Seit die Kabinette von Saarland und Rheinland-Pfalz im Februar weiteren Planungen zur Reaktivierung der Bahnstrecke zwischen Homburg und Zweibrücken zugestimmt haben, ist es sehr ruhig um das Projekt geworden. Im neuen saarländischen Koalitionsvertrag war im Mai keine Rede davon und im August spielte es nur im Zusammenhang mit dem angedachten Neubau der Schwarzenbach-Umgehung (B 423) eine Rolle. Die Befürchtung: Eine für die Umgehungsstraße geplante Brücke könnte so niedrig sein, dass eine nachträgliche Elektrifizierung der darunter befindlichen Gleise für die Strecke Homburg/Zweibrücken nicht mehr möglich ist.

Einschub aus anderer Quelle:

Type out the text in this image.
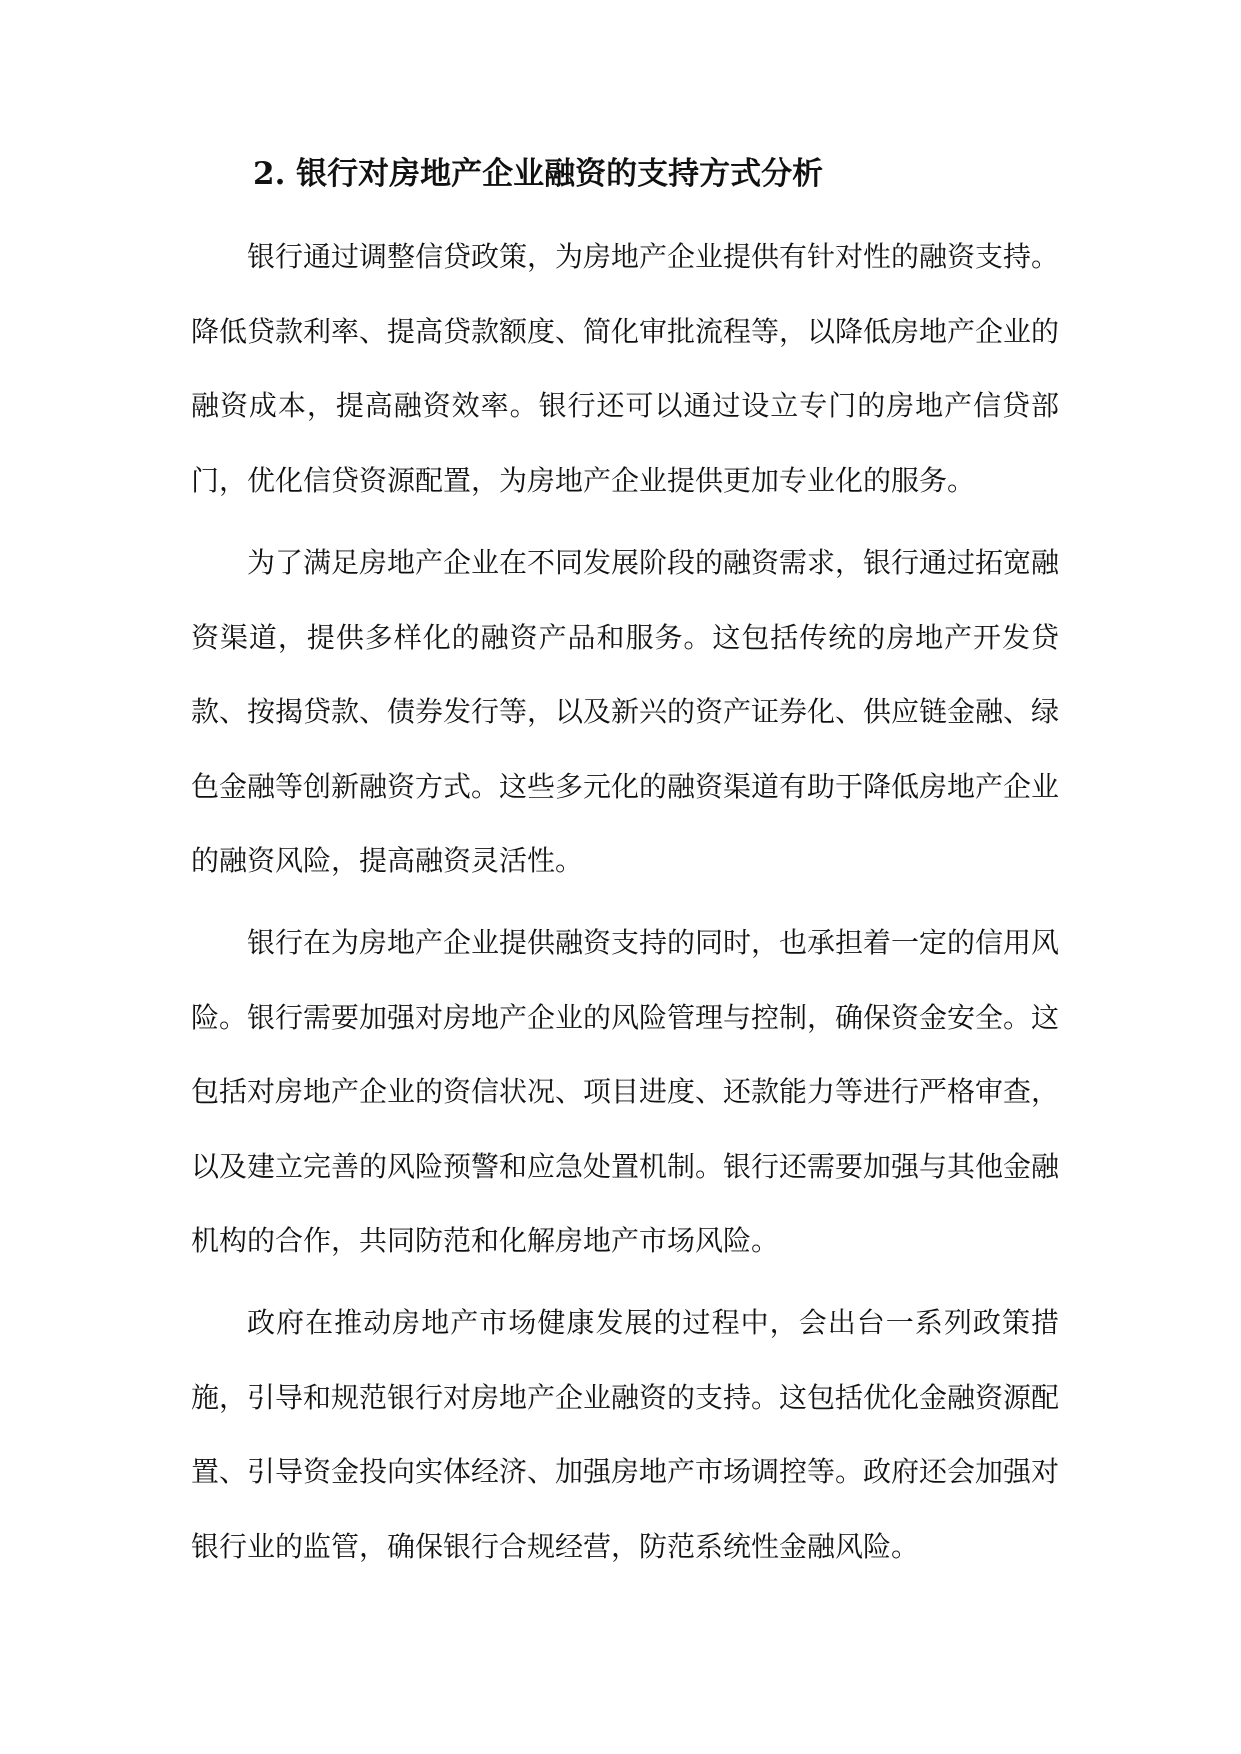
2. 银行对房地产企业融资的支持方式分析

银行通过调整信贷政策，为房地产企业提供有针对性的融资支持。降低贷款利率、提高贷款额度、简化审批流程等，以降低房地产企业的融资成本，提高融资效率。银行还可以通过设立专门的房地产信贷部门，优化信贷资源配置，为房地产企业提供更加专业化的服务。

为了满足房地产企业在不同发展阶段的融资需求，银行通过拓宽融资渠道，提供多样化的融资产品和服务。这包括传统的房地产开发贷款、按揭贷款、债券发行等，以及新兴的资产证券化、供应链金融、绿色金融等创新融资方式。这些多元化的融资渠道有助于降低房地产企业的融资风险，提高融资灵活性。

银行在为房地产企业提供融资支持的同时，也承担着一定的信用风险。银行需要加强对房地产企业的风险管理与控制，确保资金安全。这包括对房地产企业的资信状况、项目进度、还款能力等进行严格审查，以及建立完善的风险预警和应急处置机制。银行还需要加强与其他金融机构的合作，共同防范和化解房地产市场风险。

政府在推动房地产市场健康发展的过程中，会出台一系列政策措施，引导和规范银行对房地产企业融资的支持。这包括优化金融资源配置、引导资金投向实体经济、加强房地产市场调控等。政府还会加强对银行业的监管，确保银行合规经营，防范系统性金融风险。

Eine unbegründete Sorge, wies das Saar-Wirtschaftsministerium zurück. Mit den aktuellen Plänen sei eine nachträgliche Elektrifizierung an der Stelle sehr wohl möglich. Die Brücke sei laut im Ministerium angesiedelter Oberster Straßenbaubehörde schließlich höher als 5,70 Meter – die entscheidende Voraussetzung. Der Einwand solle aber im Planfeststellungsverfahren zum B 423-Neubau besprochen werden. „Nachträglich“ würde nach Lesart des Ministeriums auch nur für den Fall gelten, dass der Brückenbau vor der Elektrifizierung komme. Noch scheint nämlich nicht klar, was zuerst kommt. Beide Projekte könnten etwa im gleichen Zeitfenster realisiert werden. Baubeginn für die B 423 ist laut Ministerium wohl 2020, die S-Bahn-Strecke soll bis 2021 fertig sein.

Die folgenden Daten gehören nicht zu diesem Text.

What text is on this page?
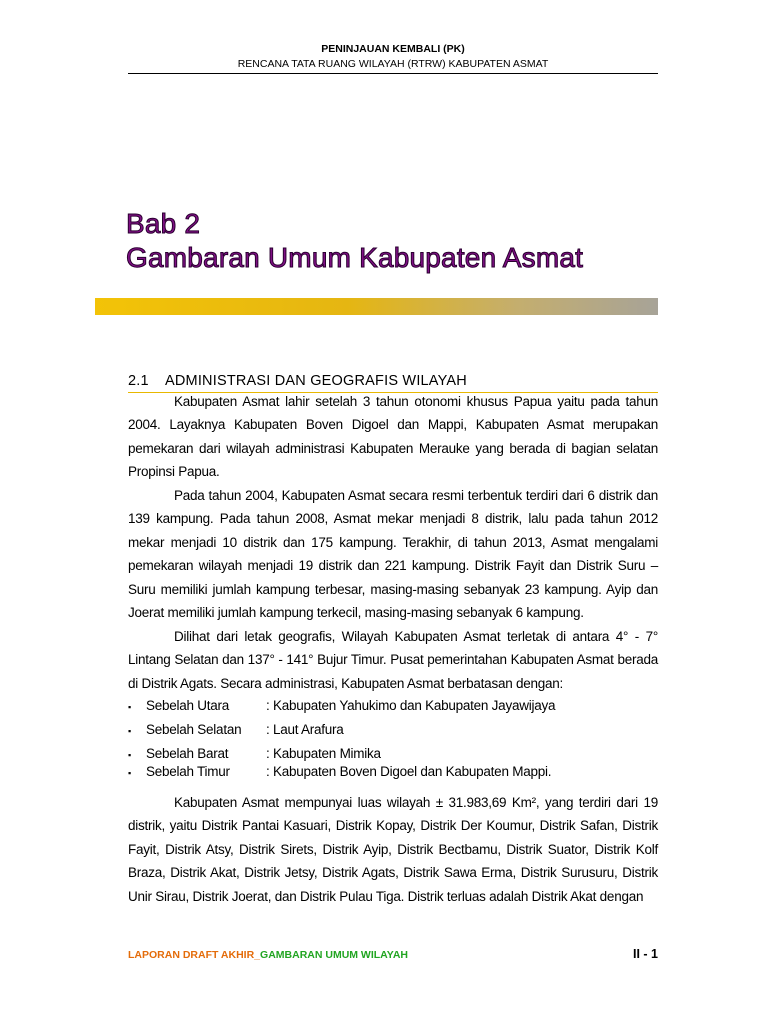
PENINJAUAN KEMBALI (PK)
RENCANA TATA RUANG WILAYAH (RTRW) KABUPATEN ASMAT
Bab 2
Gambaran Umum Kabupaten Asmat
2.1 ADMINISTRASI DAN GEOGRAFIS WILAYAH

Kabupaten Asmat lahir setelah 3 tahun otonomi khusus Papua yaitu pada tahun 2004. Layaknya Kabupaten Boven Digoel dan Mappi, Kabupaten Asmat merupakan pemekaran dari wilayah administrasi Kabupaten Merauke yang berada di bagian selatan Propinsi Papua.

Pada tahun 2004, Kabupaten Asmat secara resmi terbentuk terdiri dari 6 distrik dan 139 kampung. Pada tahun 2008, Asmat mekar menjadi 8 distrik, lalu pada tahun 2012 mekar menjadi 10 distrik dan 175 kampung. Terakhir, di tahun 2013, Asmat mengalami pemekaran wilayah menjadi 19 distrik dan 221 kampung. Distrik Fayit dan Distrik Suru – Suru memiliki jumlah kampung terbesar, masing-masing sebanyak 23 kampung. Ayip dan Joerat memiliki jumlah kampung terkecil, masing-masing sebanyak 6 kampung.

Dilihat dari letak geografis, Wilayah Kabupaten Asmat terletak di antara 4° - 7° Lintang Selatan dan 137° - 141° Bujur Timur. Pusat pemerintahan Kabupaten Asmat berada di Distrik Agats. Secara administrasi, Kabupaten Asmat berbatasan dengan:

▪ Sebelah Utara	: Kabupaten Yahukimo dan Kabupaten Jayawijaya
▪ Sebelah Selatan : Laut Arafura
▪ Sebelah Barat	: Kabupaten Mimika
▪ Sebelah Timur	: Kabupaten Boven Digoel dan Kabupaten Mappi.

Kabupaten Asmat mempunyai luas wilayah ± 31.983,69 Km², yang terdiri dari 19 distrik, yaitu Distrik Pantai Kasuari, Distrik Kopay, Distrik Der Koumur, Distrik Safan, Distrik Fayit, Distrik Atsy, Distrik Sirets, Distrik Ayip, Distrik Bectbamu, Distrik Suator, Distrik Kolf Braza, Distrik Akat, Distrik Jetsy, Distrik Agats, Distrik Sawa Erma, Distrik Surusuru, Distrik Unir Sirau, Distrik Joerat, dan Distrik Pulau Tiga. Distrik terluas adalah Distrik Akat dengan

LAPORAN DRAFT AKHIR_GAMBARAN UMUM WILAYAH	II - 1
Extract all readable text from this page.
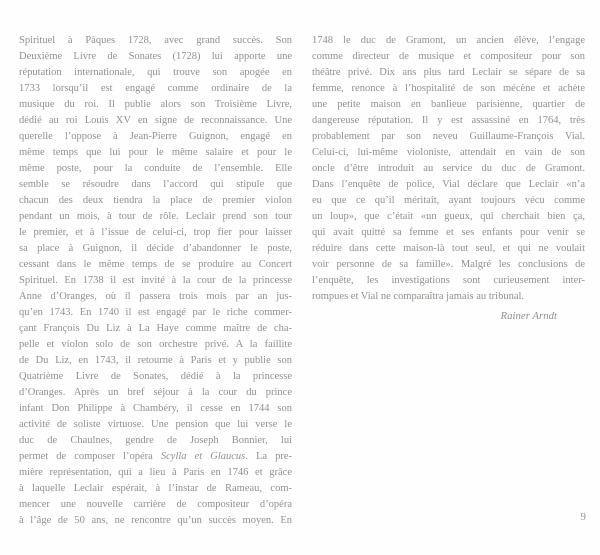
Spirituel à Pâques 1728, avec grand succès. Son
Deuxième Livre de Sonates (1728) lui apporte une
réputation internationale, qui trouve son apogée en
1733 lorsqu’il est engagé comme ordinaire de la
musique du roi. Il publie alors son Troisième Livre,
dédié au roi Louis XV en signe de reconnaissance. Une
querelle l’oppose à Jean-Pierre Guignon, engagé en
même temps que lui pour le même salaire et pour le
même poste, pour la conduite de l’ensemble. Elle
semble se résoudre dans l’accord qui stipule que
chacun des deux tiendra la place de premier violon
pendant un mois, à tour de rôle. Leclair prend son tour
le premier, et à l’issue de celui-ci, trop fier pour laisser
sa place à Guignon, il décide d’abandonner le poste,
cessant dans le même temps de se produire au Concert
Spirituel. En 1738 il est invité à la cour de la princesse
Anne d’Oranges, où il passera trois mois par an jus-
qu’en 1743. En 1740 il est engagé par le riche commer-
çant François Du Liz à La Haye comme maître de cha-
pelle et violon solo de son orchestre privé. A la faillite
de Du Liz, en 1743, il retourne à Paris et y publie son
Quatrième Livre de Sonates, dédié à la princesse
d’Oranges. Après un bref séjour à la cour du prince
infant Don Philippe à Chambéry, il cesse en 1744 son
activité de soliste virtuose. Une pension que lui verse le
duc de Chaulnes, gendre de Joseph Bonnier, lui
permet de composer l’opéra Scylla et Glaucus. La pre-
mière représentation, qui a lieu à Paris en 1746 et grâce
à laquelle Leclair espérait, à l’instar de Rameau, com-
mencer une nouvelle carrière de compositeur d’opéra
à l’âge de 50 ans, ne rencontre qu’un succès moyen. En
1748 le duc de Gramont, un ancien élève, l’engage
comme directeur de musique et compositeur pour son
théâtre privé. Dix ans plus tard Leclair se sépare de sa
femme, renonce à l’hospitalité de son mécène et achète
une petite maison en banlieue parisienne, quartier de
dangereuse réputation. Il y est assassiné en 1764, très
probablement par son neveu Guillaume-François Vial.
Celui-ci, lui-même violoniste, attendait en vain de son
oncle d’être introduit au service du duc de Gramont.
Dans l’enquête de police, Vial déclare que Leclair «n’a
eu que ce qu’il méritait, ayant toujours vécu comme
un loup», que c’était «un gueux, qui cherchait bien ça,
qui avait quitté sa femme et ses enfants pour venir se
réduire dans cette maison-là tout seul, et qui ne voulait
voir personne de sa famille». Malgré les conclusions de
l’enquête, les investigations sont curieusement inter-
rompues et Vial ne comparaîtra jamais au tribunal.
Rainer Arndt
9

Das rheinland-pfälzische Wirtschaftsministerium sieht das Problem ebenfalls gelöst. Auf Merkur-Anfrage heißt es, „dass einer vollständigen Elektrifizierung der Strecke nichts mehr im Wege steht. Das Straßenbauprojekt im Saarland wird dementsprechend geplant.“

Und wie ist nun der aktuelle Stand? Die Deutsche Bahn lässt ihre Experten gerade Pläne schmieden. Aktuell wird die Vorplanung überarbeitet. Sie soll, so ein Sprecher „den Ländern bis Ende November diesen Jahres vorgestellt“, auf ihrer Grundlage „zeitnah mit der DB AG die Planungsvereinbarung für die Entwurfs- und Genehmigungsplanung abgeschlossen werden“, ergänzt das rheinland-pfälzische Wirtschaftsministerium.

Aufgrund des geänderten Fahrplankonzepts seien „insbesondere im Bahnhof Einöd Umplanungen notwendig“ gewesen. Der Zugang zum Bahnsteig soll über eine Rampe und nicht über einen Lift erfolgen. Außerdem sollen von dem Bahnsteig die Fahrgäste zwischen den Zügen Richtung Homburg und Richtung Blieskastel umsteigen können.

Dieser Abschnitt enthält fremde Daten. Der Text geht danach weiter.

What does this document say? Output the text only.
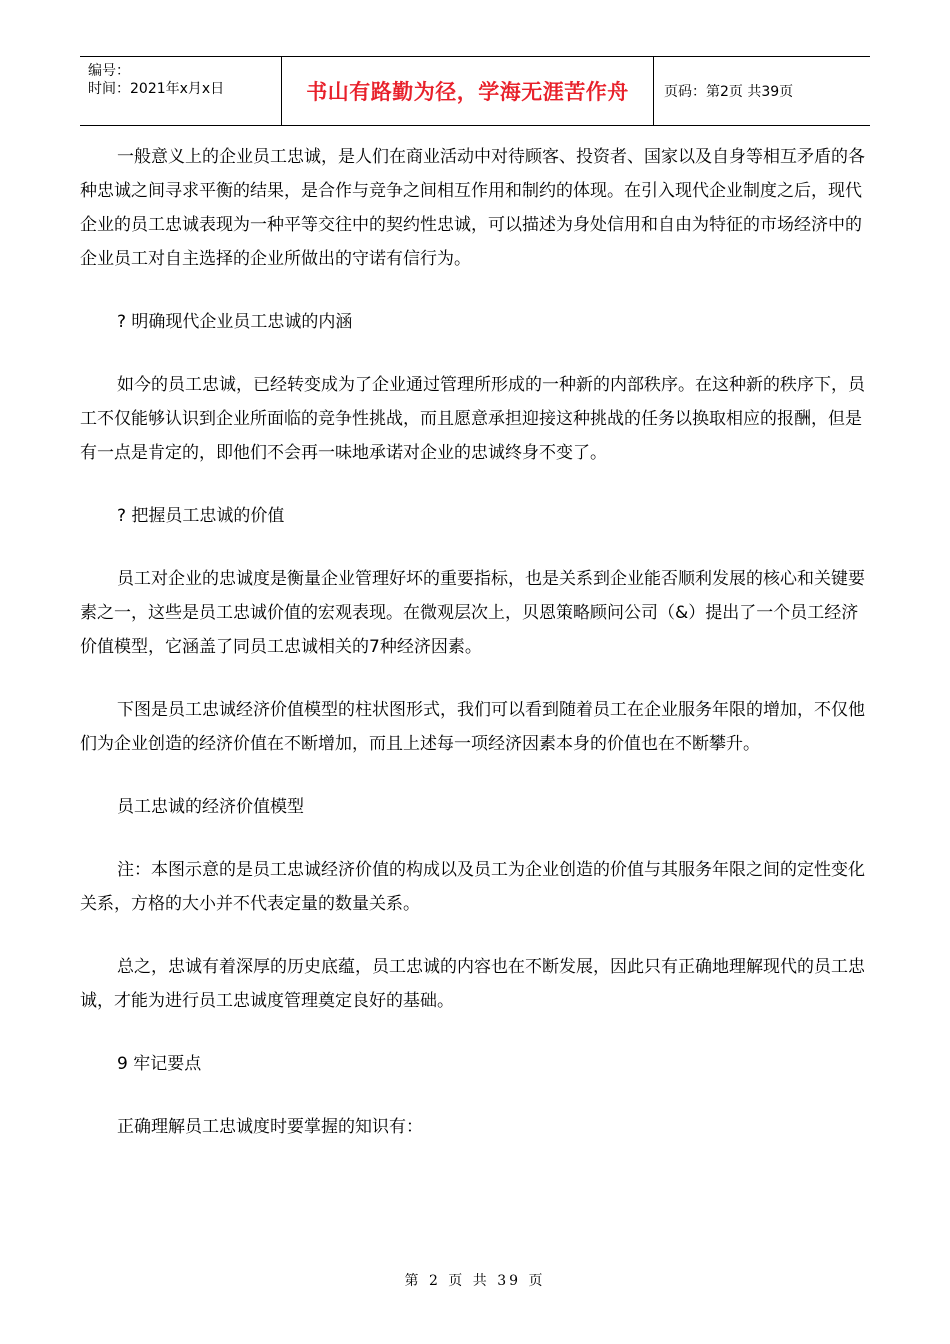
编号：
时间：2021年x月x日	书山有路勤为径，学海无涯苦作舟	页码：第2页 共39页

一般意义上的企业员工忠诚，是人们在商业活动中对待顾客、投资者、国家以及自身等相互矛盾的各种忠诚之间寻求平衡的结果，是合作与竞争之间相互作用和制约的体现。在引入现代企业制度之后，现代企业的员工忠诚表现为一种平等交往中的契约性忠诚，可以描述为身处信用和自由为特征的市场经济中的企业员工对自主选择的企业所做出的守诺有信行为。

? 明确现代企业员工忠诚的内涵

如今的员工忠诚，已经转变成为了企业通过管理所形成的一种新的内部秩序。在这种新的秩序下，员工不仅能够认识到企业所面临的竞争性挑战，而且愿意承担迎接这种挑战的任务以换取相应的报酬，但是有一点是肯定的，即他们不会再一味地承诺对企业的忠诚终身不变了。

? 把握员工忠诚的价值

员工对企业的忠诚度是衡量企业管理好坏的重要指标，也是关系到企业能否顺利发展的核心和关键要素之一，这些是员工忠诚价值的宏观表现。在微观层次上，贝恩策略顾问公司（&）提出了一个员工经济价值模型，它涵盖了同员工忠诚相关的7种经济因素。

下图是员工忠诚经济价值模型的柱状图形式，我们可以看到随着员工在企业服务年限的增加，不仅他们为企业创造的经济价值在不断增加，而且上述每一项经济因素本身的价值也在不断攀升。

员工忠诚的经济价值模型

注：本图示意的是员工忠诚经济价值的构成以及员工为企业创造的价值与其服务年限之间的定性变化关系，方格的大小并不代表定量的数量关系。

总之，忠诚有着深厚的历史底蕴，员工忠诚的内容也在不断发展，因此只有正确地理解现代的员工忠诚，才能为进行员工忠诚度管理奠定良好的基础。

9 牢记要点

正确理解员工忠诚度时要掌握的知识有：

第 2 页 共 39 页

Derzeit liefen auch die Verhandlungen zwischen den Ländern und der DB Netz AG zu den nächsten Leistungsphasen. Das Saarland hatte im Februar die komplette Realisierung des Projekts an zwei Bedingungen: Der Bund müsse die Reaktivierung mit 60 Prozent der zuwendungsfähigen Kosten fördern, und der Nutzen-Kosten-Faktor am Ende aller Planungen und vor Baubeginn einen ausreichend hohen Wert aufweisen. Der Bund hat laut Mainz „signalisiert, das Projekt im Rahmen des GVFG-Bundesprogrammes mit zu finanzieren“ GFVG steht für „Gemeindeverkehrsfinanzierungsgesetz“. Bei der Vorplanung war zudem der Kosten-Nutzen-Wert mit 1,24 über der Förderschwelle von 1,0.

Dass dieser durch Zusatzkosten, die durch die jüngste Umplanung nötig wurden, unter 1,0 sinken könnte, hatte Werner Schreiner, Projektmanager beim Verkehrsverbund Rhein-Neckar, im Mai, für unwahrscheinlich erklärt.